Suncrisps and Goldrushes are both yellow apples—and some people say they taste better after several weeks or even months of cold storage. It turns out apples don’t die when they’re harvested—they stop getting nutrients from the tree, but they keep respiring—breathing, like any living thing. And at temperatures just above freezing, they go into a sort of living hibernation that slowly converts some of their starches into sugars.
Brent says while he likes to experiment with apple varieties, not all of the customers that come to his farm stand feel the same.
He has apples in his orchard that people won’t try. It drives him crazy.
The Haralson for instance, is a beautiful big apple, it’s very good for dessert or a baked apple. He also has Mutzus, which is a green apple, which is really good for pies; it’s hard and very firm.
“It’s one of these things, you know you can tell people. Sometimes I’ll give em an apple, ‘Just try it,’ and they says, ‘Oh my god, that’s good!’”

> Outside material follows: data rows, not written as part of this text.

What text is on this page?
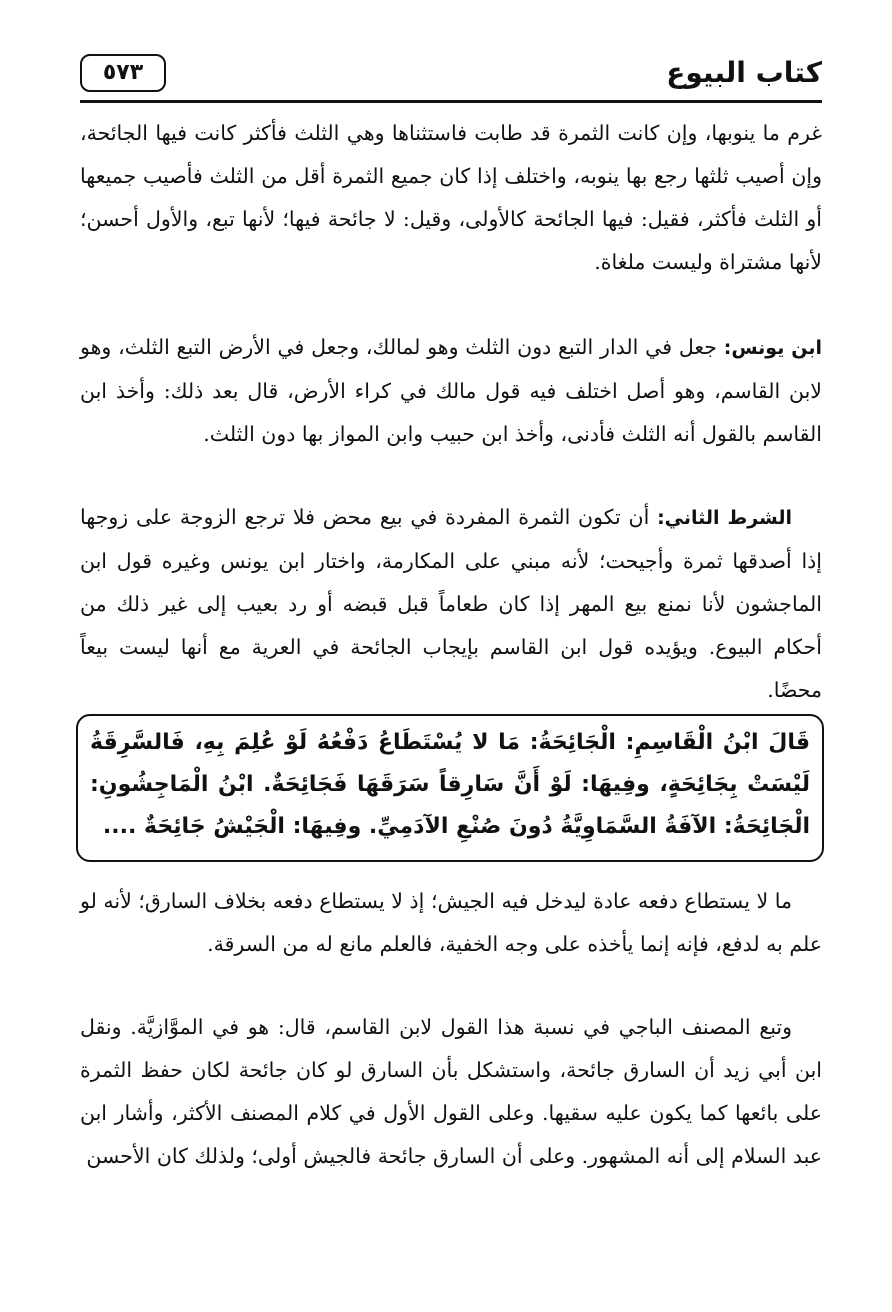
كتاب البيوع
٥٧٣

غرم ما ينوبها، وإن كانت الثمرة قد طابت فاستثناها وهي الثلث فأكثر كانت فيها الجائحة، وإن أصيب ثلثها رجع بها ينوبه، واختلف إذا كان جميع الثمرة أقل من الثلث فأصيب جميعها أو الثلث فأكثر، فقيل: فيها الجائحة كالأولى، وقيل: لا جائحة فيها؛ لأنها تبع، والأول أحسن؛ لأنها مشتراة وليست ملغاة.

ابن يونس: جعل في الدار التبع دون الثلث وهو لمالك، وجعل في الأرض التبع الثلث، وهو لابن القاسم، وهو أصل اختلف فيه قول مالك في كراء الأرض، قال بعد ذلك: وأخذ ابن القاسم بالقول أنه الثلث فأدنى، وأخذ ابن حبيب وابن المواز بها دون الثلث.

الشرط الثاني: أن تكون الثمرة المفردة في بيع محض فلا ترجع الزوجة على زوجها إذا أصدقها ثمرة وأجيحت؛ لأنه مبني على المكارمة، واختار ابن يونس وغيره قول ابن الماجشون لأنا نمنع بيع المهر إذا كان طعاماً قبل قبضه أو رد بعيب إلى غير ذلك من أحكام البيوع. ويؤيده قول ابن القاسم بإيجاب الجائحة في العرية مع أنها ليست بيعاً محضًا.

قَالَ ابْنُ الْقَاسِمِ: الْجَائِحَةُ: مَا لا يُسْتَطَاعُ دَفْعُهُ لَوْ عُلِمَ بِهِ، فَالسَّرِقَةُ لَيْسَتْ بِجَائِحَةٍ، وفِيهَا: لَوْ أَنَّ سَارِقاً سَرَقَهَا فَجَائِحَةٌ. ابْنُ الْمَاجِشُونِ: الْجَائِحَةُ: الآفَةُ السَّمَاوِيَّةُ دُونَ صُنْعِ الآدَمِيِّ. وفِيهَا: الْجَيْشُ جَائِحَةٌ ....

ما لا يستطاع دفعه عادة ليدخل فيه الجيش؛ إذ لا يستطاع دفعه بخلاف السارق؛ لأنه لو علم به لدفع، فإنه إنما يأخذه على وجه الخفية، فالعلم مانع له من السرقة.

وتبع المصنف الباجي في نسبة هذا القول لابن القاسم، قال: هو في الموَّازيَّة. ونقل ابن أبي زيد أن السارق جائحة، واستشكل بأن السارق لو كان جائحة لكان حفظ الثمرة على بائعها كما يكون عليه سقيها. وعلى القول الأول في كلام المصنف الأكثر، وأشار ابن عبد السلام إلى أنه المشهور. وعلى أن السارق جائحة فالجيش أولى؛ ولذلك كان الأحسن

The thing is most of us are only familiar with a handful of apple varieties. But two hundred years ago, there were more than 14,000 kinds of apples growing in the Northeast United States. That number dropped to less than a hundred in the mid 1900s, but in recent years has been steadily on the rise again. Today, there are at least 7500, maybe as many as 10,000 apple varieties. Brent Hemeon says however you eat them, he’s found every kind is worth a try.
“Apple crisp, apple sauce, just apples, like Granny Smith I like em with salt on em, cause they’re sour, sweetens em up a little. But I mean there’s all different varieties for this and that. I don’t know who could eat 10,000 different kinds of apples, (chuckles). Well, you know, give it a try.”